Fall Migration

Fall is upon us, can you feel it? The sun is lower in the sky, leaves are starting to change color and fall migration has begun.

Why do animals migrate? This movement exists in all the main animal groups, which includes birds, fish, insects, amphibians, crustaceans, mammals, and reptiles and refers to the movement of these creatures over a long distance, usually in line with changes in the seasons.

Not all migrations are the same. Grey Whales migrate between the warm waters of Mexico to the cold Arctic seas, while brown bats migrate only a very short distance. Certain animals take breaks along the way, while others travel nonstop. Hummingbirds bulk up before their big trek, or they may stop and eat along the way. Animals also differ greatly in the ways that they are able to navigate. Some animals, like homing pigeons, use their sense of smell, while others follow trails, use the Sun and stars, or follow coastlines. Yet others, like the arctic tern, feel the Earth’s magnetic pull. Many animals know where to go instinctively, while others (like Canada geese) have to be taught by their parents. There are many reasons why animals may determine that it’s time to migrate; they may be prompted by a change in temperature, in the length of daylight, or even in hormones that cause them to eat more and save fat for the journey. The primary motivation for migration in the fall is the availability of food, even though there may be food still available, the triggers mentioned above will prompt the animals to start their journey.

There are a number of different types of migration.

Complete migration: All members of the population migrate. An example would be caribou in Alaska

Partial migration: Some animals migrate, some do not. An example would be the American Robin

Differential migration: Migration varies by class (e.g. age or sex) such as in the herring gull where young birds migrate a shorter distance than older birds and in the eastern United States female Dark-eyed Juncos migrate farther into the winter range than males.

Interruptive migration: Animals migrate some years but not others. Blue Jays exhibit this behavior as do some winter finches and snowy owls.

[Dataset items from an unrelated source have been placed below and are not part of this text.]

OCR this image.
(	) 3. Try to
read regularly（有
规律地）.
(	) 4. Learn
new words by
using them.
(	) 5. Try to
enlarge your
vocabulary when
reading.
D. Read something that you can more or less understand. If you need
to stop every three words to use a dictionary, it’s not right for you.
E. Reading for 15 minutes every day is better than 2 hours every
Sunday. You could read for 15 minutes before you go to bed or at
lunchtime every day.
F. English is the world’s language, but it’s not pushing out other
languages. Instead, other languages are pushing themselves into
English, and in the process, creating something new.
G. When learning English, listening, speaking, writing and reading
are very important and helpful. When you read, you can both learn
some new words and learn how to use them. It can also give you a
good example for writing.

One of the most impressive feats of migration is that of the monarch butterfly. The monarch is the only butterfly known to make a two-way migration as birds do. Unlike other butterflies that can overwinter as larvae, pupae, or even as adults in some species, monarchs cannot survive the cold winters of northern climates. Using environmental cues, the monarchs know when it is time to travel south for the winter. Monarchs use a combination of air currents and thermals to travel long distances. Some fly as far as 3,000 miles to reach their winter home! The eastern population of North America’s monarchs overwinters in the same 11 to 12 mountain areas in the States of Mexico and Michoacan from October to late March. Monarchs roost for the winter in oyamel fir forests at an elevation of 2,400 to 3,600 meters (nearly 2 miles above sea level). The mountain hillsides of oyamel forest provide an ideal microclimate for the butterflies. Here temperatures range from 0 to 15 degrees Celsius. If the temperature is lower, the monarchs will be forced to use their fat reserves. The humidity in the oyamel forest assures the monarchs won’t dry out, allowing them to conserve their energy. Fortunately for the butterflies, the Mexican government has created the Monarch Butterfly Biosphere Reserve to protect their winter habitat.